Saghir et al. CT screening for lung cancer brings forward early disease. The randomised Danish Lung Cancer Screening Trial: status after five annual screening rounds with low-dose CT.

Thorax 2012;67:296–301.

http://dx.doi.org/10.1136/thoraxjnl-2011-200736

This is the 5-year report on the Danish Lung Cancer Screening Trial. 4104 healthy heavy smokers or former smokers were randomised to five annual low-dose CT screenings versus no screening (usual care). Nodules 5–15mm diameter were rescanned after 3 months, and nodules increasing in size (>25% volume increase and/or volume doubling time < 400 days) or nodules > 15mm diameter were referred for diagnostic work-up.

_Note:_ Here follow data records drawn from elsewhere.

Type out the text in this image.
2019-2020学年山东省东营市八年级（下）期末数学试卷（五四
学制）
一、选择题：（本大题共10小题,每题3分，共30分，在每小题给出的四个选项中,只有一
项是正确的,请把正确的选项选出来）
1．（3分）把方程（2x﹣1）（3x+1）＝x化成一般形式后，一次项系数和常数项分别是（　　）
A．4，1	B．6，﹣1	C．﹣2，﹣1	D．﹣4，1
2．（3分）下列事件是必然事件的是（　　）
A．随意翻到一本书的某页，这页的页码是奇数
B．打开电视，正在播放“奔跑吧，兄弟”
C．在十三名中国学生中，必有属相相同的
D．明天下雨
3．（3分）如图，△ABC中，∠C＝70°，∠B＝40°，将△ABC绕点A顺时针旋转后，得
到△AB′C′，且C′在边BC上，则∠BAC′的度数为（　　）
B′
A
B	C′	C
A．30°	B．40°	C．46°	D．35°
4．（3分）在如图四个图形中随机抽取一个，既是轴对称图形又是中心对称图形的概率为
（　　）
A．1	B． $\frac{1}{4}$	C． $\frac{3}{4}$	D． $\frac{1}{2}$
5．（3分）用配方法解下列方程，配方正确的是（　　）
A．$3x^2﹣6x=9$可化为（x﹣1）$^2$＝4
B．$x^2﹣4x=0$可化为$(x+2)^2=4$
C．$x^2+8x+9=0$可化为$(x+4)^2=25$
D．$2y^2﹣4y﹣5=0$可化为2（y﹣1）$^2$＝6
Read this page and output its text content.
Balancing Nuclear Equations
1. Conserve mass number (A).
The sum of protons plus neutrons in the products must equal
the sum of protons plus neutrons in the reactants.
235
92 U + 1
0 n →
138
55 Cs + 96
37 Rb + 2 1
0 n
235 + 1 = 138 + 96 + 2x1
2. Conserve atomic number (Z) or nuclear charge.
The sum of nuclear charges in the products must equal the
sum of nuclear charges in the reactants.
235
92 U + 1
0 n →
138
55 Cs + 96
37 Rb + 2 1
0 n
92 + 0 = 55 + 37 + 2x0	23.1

Participation rates were high in both groups (screening 95.5%, control 93.1%, P<0.001). More lung cancers were diagnosed in the screening group (69 vs 24, P<0.001) but most were low stage (48 vs 21 stage I — IIB non-small cell and limited stage small cell lung cancer, P=0.002). Pick-up rates of high-stage lung cancer were the same in both groups (21 vs 16 stage IIIA — IV non-small cell and extensive stage small cell lung cancer, P=0.509). 61 patients died in the screening group and 42 in the control group (P=0.059), with 15 and 11 dying of lung cancer, respectively (P=0.428). Therefore, CT screening increases the diagnostic pick-up of early lung cancer, but at this stage no reduction in mortality has been observed.

Rivaroxaban: an oral factor Xa inhibitor to treat pulmonary embolism

The EINSTEIN-PE Investigators. Oral rivaroxaban for the treatment of symptomatic pulmonary embolism.

NEJM 2012;366:1287–97.

http://www.nejm.org/doi/full/10.1056/NEJMoa1113572

Anti-coagulant treatment with warfarin carries an increased risk of bleeding and can be a real inconvenience for patients particularly if they need frequent blood test monitoring. This was a randomised open-label non-inferiority trial comparing rivaroxaban (a factor Xa inhibitor without the need for laboratory monitoring; 15mg twice daily for 3 weeks followed by 20mg once daily) versus standard therapy (enoxaparin followed by a vitamin K antagonist) for 3, 6, or 12 months. 4832 patients with acute symptomatic pulmonary embolism with or without deep vein thrombosis were recruited. The primary outcome was symptomatic recurrent venous thromboembolism (VTE), and the principal safety outcome was major or clinically relevant bleeding. Rivaroxaban was non-inferior to standard therapy, with 50 VTE events in the rivaroxaban group (2.1%) versus 44 in the standard therapy group [hazard ratio 1.12; 95% CI 0.75 — 1.68]. Major bleeding was observed in 26 rivaroxaban patients (1.1%) versus 52 standard therapy patients (2.2%) [hazard ratio 0.49; 95% CI 0.31 — 0.79]. Rivaroxaban's non-inferior efficacy was confirmed, and its safety profile was shown to be better than standard therapy. Potentially a major advance for patients.